PDF Tools
Tools for viewing, extracting, and editing PDF files using Python libraries (pdfplumber and PyPDF2).
Quick Start
All scripts require dependencies:
pip3 install pdfplumber PyPDF2
Core Operations
Extract Text
Extract text from PDF (all pages or specific pages):
scripts/extract_text.py document.pdf
scripts/extract_text.py document.pdf -p 1 3 5
scripts/extract_text.py document.pdf -o output.txt
Get PDF Info
View metadata and structure:
scripts/pdf_info.py document.pdf
scripts/pdf_info.py document.pdf -f json
Merge PDFs
Combine multiple PDFs into one:
scripts/merge_pdfs.py file1.pdf file2.pdf file3.pdf -o merged.pdf
Split PDF
Split into individual pages:
scripts/split_pdf.py document.pdf -o output_dir/
Split by page ranges:
scripts/split_pdf.py document.pdf -o output_dir/ -m ranges -r "1-3,5-7,10-12"
Rotate Pages
Rotate all pages or specific pages:
scripts/rotate_pdf.py document.pdf -o rotated.pdf -r 90
scripts/rotate_pdf.py document.pdf -o rotated.pdf -r 180 -p 1 3 5
Edit Text
Add text overlay on a page:
scripts/edit_text.py document.pdf -o edited.pdf --overlay "New Text" --page 1 --x 100 --y 700
scripts/edit_text.py document.pdf -o edited.pdf --overlay "Watermark" --page 1 --x 200 --y 400 --font-size 20
Replace text (limited, works best for simple cases):
scripts/edit_text.py document.pdf -o edited.pdf --replace "Old Text" "New Text"
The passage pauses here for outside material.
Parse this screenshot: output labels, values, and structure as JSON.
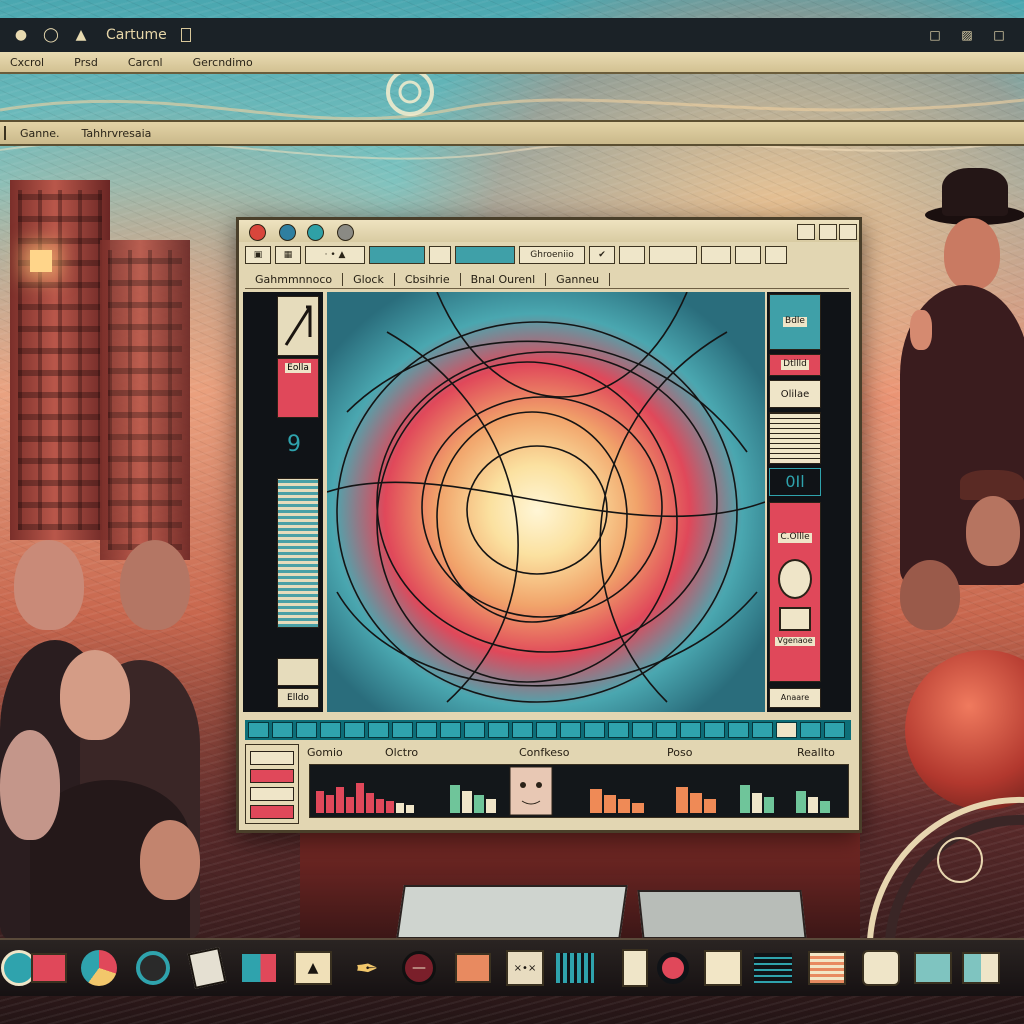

Note: PDF text editing is complex due to the format. The overlay method is more reliable than replacement.
Workflow Patterns
Viewing PDF Content
- Get basic info:
scripts/pdf_info.py file.pdf - Extract text to preview:
scripts/extract_text.py file.pdf -p 1 - Extract full text if needed:
scripts/extract_text.py file.pdf -o content.txt
Reorganizing PDFs
- Split into pages:
scripts/split_pdf.py input.pdf -o pages/ - Merge selected pages:
scripts/merge_pdfs.py pages/page_1.pdf pages/page_3.pdf -o reordered.pdf
Extracting Sections
- Get page count:
scripts/pdf_info.py document.pdf - Split by ranges:
scripts/split_pdf.py document.pdf -o sections/ -m ranges -r "1-5,10-15"
Advanced Usage
For detailed library documentation and advanced patterns, see references/libraries.md.
Notes
- Page numbers are 1-indexed in all scripts (page 1 = first page)
- Text extraction works best with text-based PDFs (not scanned images)
- Rotation angles: 90, 180, 270, or -90 (counterclockwise)
- All scripts validate file existence before processing